Thursday, March 30, 2006

Krauthammer on Democratic Realism

Some of my favorite commentators are those that have a gift for cutting through the fog and presenting clear and coherent pictures of complex situations. Os Guinness, David Wells, and Neil Postman are in that category for me. So is Charles Krauthammer. These are the sorts of writers that are always worth reading--even if you disagree with them.

Two years ago at the American Enterprise Institute annual dinner, Krauthammer delivered an address entitled, Democratic Realism: An American Foreign Policy for a Unipolar World.

I found it to be a very helpful overview of some major schools of thought in foreign policy. I found his explanation of the foreign-policy principles and presuppositions guiding the Democratic Party to be more coherent than anything I have heard from the Democrats themselves!
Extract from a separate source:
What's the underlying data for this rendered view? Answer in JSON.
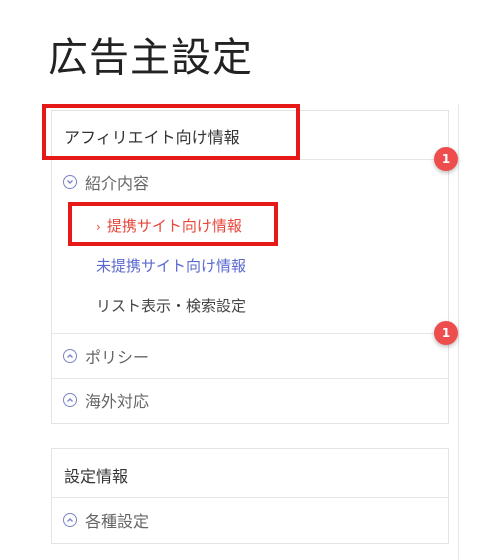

Here is a summary of some of his key points.

Krauthammer starts with our utterly new situation, which has not been seen since the time of the Roman empire, namely, "a unipolar world dominated by a single superpower unchecked by any rival and with decisive reach in every corner of the globe."

So the question questions revolve around what role the unipower should have and what actions it shoudl take.

There are four basic answers, or four schools of thought. The first three are rejected by Krauthammer: (1) isolationism--a marginalized idealogy of fear that hoards the power and advocates retreat (e.g., Pat Buchannan); (2) liberal internationalism--an idealism that favors multilaterialism with the intent of constraining power and with the hope of creating a truly international community (e.g., the Democratic Party and the foreign-policy elite); (3) realism--a conservative view that sees true stability only coming through the overwhelming power and deterrent effect of the US, achieved through preemption and unilaterialism.

Krauthammer then describes his position, favored by the so-called "neoconservatives": (4) democratic globalism--a conservative alternative to realism that defines the national interest not as power but as values, specifically, the overriding value of freedom (e.g., Bush and Blair).

The biggest problem with democratic globalism is its universalism. Which is why Krauthammer proposes a criterion called democratic realism: "We will support democracy everywhere, but we will commit blood and treasure only in places where there is a strategic necessity--meaning, places central to the larger war against the existential enemy, the enemy that poses a global mortal threat to freedom."

The great security problem we face today is the problem of 9/11 and the roots of Arab-Islamic nihilism. The two greatest problems for the next generation are (1) "the inexorable rise of China" and (2) "the coming demographic collapse of Europe." Both of these, Krauthammer suggests, "will irrevocably disequilibrate the international system." But America will never even face these problems in the mid-21st century if we do not first deal with our problem.